10.01.2023, 12:36
Teil 1 des Gesprächs mit dem Weltmeister von 2007
Gibt es eigentlich etwas, das Pascal Hens (42) nicht kann? Im Vorfeld der Handball-WM 2023 hat der Weltmeister von 2007 dem kicker ein großes Interview gegeben - und unter anderem über "entscheidende Momente" gesprochen.
Deutscher Meister 2011, DHB-Pokalsiege 2006 und 2010, Champions-League-Sieger 2013, Europameister 2004, Olympia-Silber 2004, Weltmeister 2007 - Pascal Hens hat den deutschen Handball mitgeprägt und ging in einer der erfolgreichsten Ären als Führungsspieler voran. Nach der Karriere verdiente sich "Pommes", wie sein Spitzname wegen der langen dünnen Arme bis heute lautet, noch das Prädikat "vielseitig einsetzbar". Ein Gespräch über verborgene Talente, Vorsorge und Spieler, die Verantwortung übernehmen möchten.
Let’s Dance, Promi-Darts-WM, das große Promibacken, ein "Schlag den Star" gegen Kevin Großkreutz oder die Wok-WM: Haben Sie eigentlich noch genügend Zeit, um Handball zu schauen, Herr Hens?
Ja, natürlich. TV-Events wie Wok-WM oder Schlag den Star habe ich früher geschaut, und ich dachte mir: Das will ich auch mal machen. Solche Spiele kann man ja nicht zu Hause machen in den Dimensionen. Man lernt auch viel dazu, ob es nun tanzen oder backen ist. Natürlich kommt es mir entgegen, dass das Ganze noch unter einer gewissen Wettkampfform stattfindet.
Let's Dance haben Sie sogar gewonnen, obwohl Sie davor noch nie getanzt hatten, oder?
Richtig. Es war vielleicht gar nicht so schlecht, das ohne Vorkenntnisse, Erfahrung oder Erwartungen zu machen. Wenn du etwas komplett neu lernst, bist du manchmal vielleicht sogar besser dran. Aber es war schon hart, wir haben jeden Tag acht bis zehn Stunden trainiert. Nach jedem ersten Trainingstag der neuen Woche bin ich nach Hause und hab gedacht: Wie soll das jemals funktionieren? Aber bis Ende der Woche hat es dann doch immer geklappt.
Zuletzt sorgten Sie auch als Autor eines Handball-Kinderbuchs für Schlagzeilen …

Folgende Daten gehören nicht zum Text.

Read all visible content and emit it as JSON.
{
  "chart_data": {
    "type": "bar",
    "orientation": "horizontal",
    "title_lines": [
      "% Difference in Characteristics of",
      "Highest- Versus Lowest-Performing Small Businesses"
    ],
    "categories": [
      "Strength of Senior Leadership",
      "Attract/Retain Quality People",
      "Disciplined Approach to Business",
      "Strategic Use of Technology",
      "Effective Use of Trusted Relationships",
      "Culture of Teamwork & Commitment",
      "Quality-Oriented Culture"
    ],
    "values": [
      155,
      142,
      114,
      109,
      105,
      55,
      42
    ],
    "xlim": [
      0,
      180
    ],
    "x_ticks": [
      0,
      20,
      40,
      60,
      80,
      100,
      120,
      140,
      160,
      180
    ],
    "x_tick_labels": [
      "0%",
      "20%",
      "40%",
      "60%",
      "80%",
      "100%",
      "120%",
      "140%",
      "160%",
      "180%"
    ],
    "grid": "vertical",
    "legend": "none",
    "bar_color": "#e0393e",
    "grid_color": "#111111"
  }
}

Die Idee kam auf, als ich eine Story für die Zeitschrift "Bock auf Handball" gemacht habe. Das Handballthema ist bei Kinderbüchern leider ziemlich unterrepräsentiert und da ich auch zwei Kids habe, lag es nahe, ein Kinderbuch mit einer schönen Geschichte und tollen Illustrationen zu machen. Im Buch geht es um einen Jungen namens Piet, der umzieht und dem seine Oma einen alten Handball mitgibt. Kinder haben manchmal Angst, wenn sie in einem neuen Umfeld sind - und da verbindet ein Ball. Wenn einer im Spiel ist, rennen alle Kinder hin. So lernt Piet dann auch seine neuen Freunde kennen.
Gibt es da persönliche Parallelen?
Bei mir war es selbst so, dass ich als Sechsjähriger in eine Schulklasse gekommen bin, in der viele Handball gespielt haben. So bin ich eher zufällig zu dem Sport gekommen, das hat mich mit meinen neuen Freunden zusammengebracht. Bei mir hatte aus der Familie davor niemand Handball gespielt. Und dafür habe ich ja eine ganz ordentliche Karriere hingelegt … (lacht)
In einer anderen Show ließen Sie jüngst zugunsten der Krebshilfe die Hüllen fallen. Bis zu dieser Sendung waren Sie nie bei einer Vorsorge-Untersuchung. Hat sich das nun verändert?
Fakt ist, dass mir nie so richtig bewusst war, dass zum Beispiel Hodenkrebs schon mit 18 Jahren losgeht. Ich bin mit dem Doktor von damals in Kontakt geblieben, und ich werde auch wieder zur Vorsorge gehen. Beim Schlagersänger Mickie Krause, der bei der Sendung auch mitgemacht hat, ist ja bei diesem Spezialisten sogar etwas rausgekommen. Das war für die Zuschauer natürlich sehr wichtig zu sehen, dass das Thema jeden betreffen kann. Zum Glück ist Mickie inzwischen über den Berg. Im Fußball hat man es auch gesehen, zum Beispiel bei Marco Richter oder Sebastien Haller.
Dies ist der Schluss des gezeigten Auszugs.